By 2017, Gene Therapy Could Allow Us to Reverse Blindness
The first gene therapy to cure blindness from hereditary retinal dystrophies has been developed, and it’s expected to hit the market as early as next year. Spark Therapeutics, a Philadelphia-based drug company, made the announcement of next year’s launch of SPK-RPE65.
It’s a gene therapy that targets the inherited mutation that causes blindness. It works by injecting new cells that will correct the genetic mutation retina. It will be able to address the many strains of inherited retinal dystrophies. SPK-RPE65 is administered in a 45-minute surgical anesthetized procedure, and they claim that improvements in vision manifest within thirty days.
Similar gene therapies, Strimvelis and Glybera, are already out in Europe. Glybera pushed for approval from the FDA as well, but the application was dropped upon a request for further clinical trials to prove its effectiveness.

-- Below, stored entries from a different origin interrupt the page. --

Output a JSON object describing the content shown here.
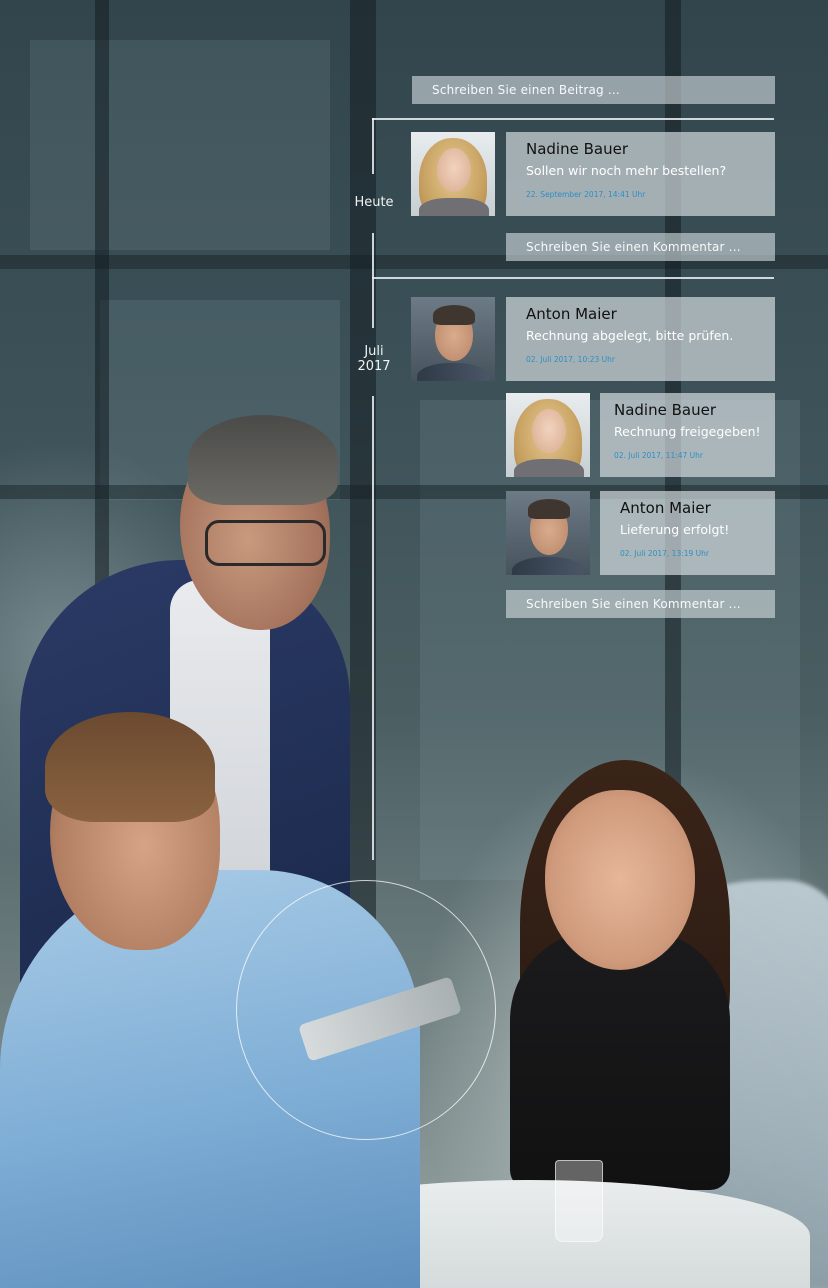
{
  "timeline": {
    "post_input_placeholder": "Schreiben Sie einen Beitrag ...",
    "groups": [
      {
        "date_label": "Heute",
        "posts": [
          {
            "author": "Nadine Bauer",
            "message": "Sollen wir noch mehr bestellen?",
            "timestamp": "22. September 2017, 14:41 Uhr"
          }
        ],
        "comment_input_placeholder": "Schreiben Sie einen Kommentar ..."
      },
      {
        "date_label_line1": "Juli",
        "date_label_line2": "2017",
        "posts": [
          {
            "author": "Anton Maier",
            "message": "Rechnung abgelegt, bitte prüfen.",
            "timestamp": "02. Juli 2017, 10:23 Uhr"
          }
        ],
        "replies": [
          {
            "author": "Nadine Bauer",
            "message": "Rechnung freigegeben!",
            "timestamp": "02. Juli 2017, 11:47 Uhr"
          },
          {
            "author": "Anton Maier",
            "message": "Lieferung erfolgt!",
            "timestamp": "02. Juli 2017, 13:19 Uhr"
          }
        ],
        "comment_input_placeholder": "Schreiben Sie einen Kommentar ..."
      }
    ]
  },
  "colors": {
    "timestamp_accent": "#2d8fc4",
    "card_background": "rgba(215,222,226,0.68)"
  }
}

Gene therapy is still, to an extent, shrouded in controversy after the death of an 18-year-old man who underwent treatment for an inherited metabolic disorder in 1999. The patient died from a severe immune reaction to the gene therapy. High insists that Spark has solved these problems with SPK-RPE65. She said the previous failures occurred because of insufficient modeling through animal testing, with which Spark has been thorough.
Some medical experts claim that it’s the age of gene therapy, but there are only a few drugs and treatments that are close to approval, Spark among them. High did say that Spark is through with clinical testing, indicating the company’s confidence in their application.
The company presented the success of SPK-RPE65 therapy at the American Academy of Ophthalmology’s annual meeting. Out of 29 virtually blind patients, 27 experienced an increase in vision function. According to Spark, no adverse side effects were observed in the patients.
Gene therapy is a medical field that continues to mature, and we’re seeing positive results that will greatly improve lives. It looks like there’s more of this kind of treatment to soon come.